Printed from BusinessInsurance.com

Auditor seeks crackdown on California government cyber security

Posted On: Aug. 28, 2015 12:00 AM CST

California lawmakers should require the state department of technology to conduct a security assessment of each state entity under the direct authority of the government at least every two years and “to authorize it to redirect funds if available to remediate information security weakness,” the California State Auditor has recommended in a report.

The recommendation came after 73 of 77 state entities responding to a survey conducted by the auditor indicated that they had not yet achieved full compliance with security standards.

“These reporting entities noted deficiencies in their controls over information asset and risk management, information security program management, information security incident management, and technology recovery,” the state auditor said Tuesday in “High Risk Update — Information Security.”
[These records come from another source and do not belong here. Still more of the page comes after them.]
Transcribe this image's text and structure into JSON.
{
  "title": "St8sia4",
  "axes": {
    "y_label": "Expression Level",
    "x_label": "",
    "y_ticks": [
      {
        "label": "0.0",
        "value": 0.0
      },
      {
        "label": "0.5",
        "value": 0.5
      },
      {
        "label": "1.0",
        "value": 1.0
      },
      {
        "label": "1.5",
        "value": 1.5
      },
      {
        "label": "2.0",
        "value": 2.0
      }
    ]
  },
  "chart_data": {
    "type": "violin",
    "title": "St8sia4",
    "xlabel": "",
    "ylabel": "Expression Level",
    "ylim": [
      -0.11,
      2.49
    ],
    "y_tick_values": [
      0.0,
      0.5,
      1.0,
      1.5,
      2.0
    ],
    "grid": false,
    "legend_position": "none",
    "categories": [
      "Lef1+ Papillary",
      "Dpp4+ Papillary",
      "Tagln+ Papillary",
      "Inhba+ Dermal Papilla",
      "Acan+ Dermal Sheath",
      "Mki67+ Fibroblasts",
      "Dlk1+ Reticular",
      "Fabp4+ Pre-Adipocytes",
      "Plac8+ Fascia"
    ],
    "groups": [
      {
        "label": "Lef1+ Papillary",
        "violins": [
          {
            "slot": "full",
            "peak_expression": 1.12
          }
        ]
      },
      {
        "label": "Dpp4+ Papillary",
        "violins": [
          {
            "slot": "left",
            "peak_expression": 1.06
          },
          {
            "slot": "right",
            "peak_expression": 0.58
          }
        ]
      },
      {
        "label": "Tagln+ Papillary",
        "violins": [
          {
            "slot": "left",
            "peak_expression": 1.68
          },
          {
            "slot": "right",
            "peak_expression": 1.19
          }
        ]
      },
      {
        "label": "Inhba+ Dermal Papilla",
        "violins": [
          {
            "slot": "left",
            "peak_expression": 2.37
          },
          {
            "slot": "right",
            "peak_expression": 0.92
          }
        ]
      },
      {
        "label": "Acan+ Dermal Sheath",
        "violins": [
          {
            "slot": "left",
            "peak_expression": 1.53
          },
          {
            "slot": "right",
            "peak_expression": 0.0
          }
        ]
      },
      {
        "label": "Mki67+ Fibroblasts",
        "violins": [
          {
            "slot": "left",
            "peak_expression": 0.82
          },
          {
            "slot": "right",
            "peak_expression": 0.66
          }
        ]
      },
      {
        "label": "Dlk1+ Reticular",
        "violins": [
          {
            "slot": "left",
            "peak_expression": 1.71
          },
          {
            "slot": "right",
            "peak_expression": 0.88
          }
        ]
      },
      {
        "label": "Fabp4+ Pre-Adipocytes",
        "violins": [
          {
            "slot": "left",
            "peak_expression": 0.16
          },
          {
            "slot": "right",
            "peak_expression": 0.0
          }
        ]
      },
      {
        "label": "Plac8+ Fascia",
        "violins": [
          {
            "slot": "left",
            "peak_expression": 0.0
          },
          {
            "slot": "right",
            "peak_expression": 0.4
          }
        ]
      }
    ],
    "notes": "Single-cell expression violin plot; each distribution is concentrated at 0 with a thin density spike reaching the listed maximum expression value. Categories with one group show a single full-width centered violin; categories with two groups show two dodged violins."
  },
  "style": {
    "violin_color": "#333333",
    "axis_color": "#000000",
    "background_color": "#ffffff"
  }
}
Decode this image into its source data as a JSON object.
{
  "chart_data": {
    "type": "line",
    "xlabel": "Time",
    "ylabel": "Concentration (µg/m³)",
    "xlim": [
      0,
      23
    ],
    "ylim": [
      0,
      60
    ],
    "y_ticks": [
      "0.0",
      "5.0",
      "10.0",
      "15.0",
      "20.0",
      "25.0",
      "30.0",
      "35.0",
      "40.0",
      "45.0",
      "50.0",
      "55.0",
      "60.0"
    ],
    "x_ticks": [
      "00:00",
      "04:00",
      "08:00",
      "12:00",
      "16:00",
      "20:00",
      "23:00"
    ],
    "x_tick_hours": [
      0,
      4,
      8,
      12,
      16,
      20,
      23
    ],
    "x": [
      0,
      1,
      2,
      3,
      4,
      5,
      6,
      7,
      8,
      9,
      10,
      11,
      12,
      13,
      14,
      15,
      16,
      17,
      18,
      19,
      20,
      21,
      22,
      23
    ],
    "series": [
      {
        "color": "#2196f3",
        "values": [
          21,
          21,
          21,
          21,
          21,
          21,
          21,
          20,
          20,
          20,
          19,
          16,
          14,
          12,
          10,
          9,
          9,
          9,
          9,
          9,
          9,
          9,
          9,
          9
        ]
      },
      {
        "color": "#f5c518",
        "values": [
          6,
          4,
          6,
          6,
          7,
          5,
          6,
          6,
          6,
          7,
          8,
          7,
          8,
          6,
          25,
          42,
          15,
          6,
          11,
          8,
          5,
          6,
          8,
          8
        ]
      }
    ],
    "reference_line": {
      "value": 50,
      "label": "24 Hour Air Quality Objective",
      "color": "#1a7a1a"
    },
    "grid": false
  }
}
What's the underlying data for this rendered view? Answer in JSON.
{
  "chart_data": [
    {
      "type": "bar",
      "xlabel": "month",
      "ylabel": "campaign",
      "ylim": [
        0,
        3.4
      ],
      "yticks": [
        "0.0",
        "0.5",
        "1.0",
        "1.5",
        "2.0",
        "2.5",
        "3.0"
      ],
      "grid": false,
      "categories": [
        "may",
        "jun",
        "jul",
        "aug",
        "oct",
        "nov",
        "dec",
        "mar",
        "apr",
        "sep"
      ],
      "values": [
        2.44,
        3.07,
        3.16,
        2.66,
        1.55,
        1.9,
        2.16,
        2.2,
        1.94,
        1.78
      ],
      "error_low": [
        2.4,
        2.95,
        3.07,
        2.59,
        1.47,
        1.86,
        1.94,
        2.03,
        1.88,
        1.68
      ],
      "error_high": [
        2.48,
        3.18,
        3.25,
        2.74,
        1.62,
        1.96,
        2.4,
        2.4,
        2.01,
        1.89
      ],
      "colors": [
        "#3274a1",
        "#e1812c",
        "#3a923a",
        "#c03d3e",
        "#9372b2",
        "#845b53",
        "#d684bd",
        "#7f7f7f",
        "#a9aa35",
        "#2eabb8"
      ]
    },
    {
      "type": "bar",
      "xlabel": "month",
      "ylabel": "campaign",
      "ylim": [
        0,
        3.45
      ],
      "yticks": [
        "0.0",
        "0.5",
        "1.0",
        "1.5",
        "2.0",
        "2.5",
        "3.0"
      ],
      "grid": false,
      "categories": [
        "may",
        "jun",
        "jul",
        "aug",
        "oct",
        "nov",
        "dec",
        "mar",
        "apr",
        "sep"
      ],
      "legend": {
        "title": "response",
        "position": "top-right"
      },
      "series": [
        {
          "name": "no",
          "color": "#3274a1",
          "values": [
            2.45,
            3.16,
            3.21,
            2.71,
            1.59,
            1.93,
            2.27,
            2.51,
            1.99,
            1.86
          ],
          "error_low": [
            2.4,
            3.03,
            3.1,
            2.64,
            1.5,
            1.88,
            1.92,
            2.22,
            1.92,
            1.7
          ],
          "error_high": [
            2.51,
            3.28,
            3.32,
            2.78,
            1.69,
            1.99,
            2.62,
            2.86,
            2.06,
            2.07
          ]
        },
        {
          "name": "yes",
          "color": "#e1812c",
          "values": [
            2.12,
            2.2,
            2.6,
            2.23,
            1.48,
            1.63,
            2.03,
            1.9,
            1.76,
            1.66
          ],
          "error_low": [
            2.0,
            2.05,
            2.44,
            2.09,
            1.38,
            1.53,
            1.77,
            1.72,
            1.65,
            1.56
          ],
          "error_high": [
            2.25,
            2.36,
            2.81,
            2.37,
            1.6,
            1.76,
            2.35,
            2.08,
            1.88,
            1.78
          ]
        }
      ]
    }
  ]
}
“These weaknesses could compromise the information systems the reporting entities use to perform their day-to-day operations,” according to the report.

The report criticized the state technology department for failing to take appropriate measures “to ensure that reporting entities address these deficiencies. In fact, until our audit, it was not aware that many reporting entities had not complied with its requirements. To determine whether reporting entities have met the security standards, the technology department relies on a self-certification form it developed that the reporting entities must submit each year. However, the poor design of this form may have contributed to many reporting entities incorrectly reporting that they were in full compliance with the security standards when they were not.”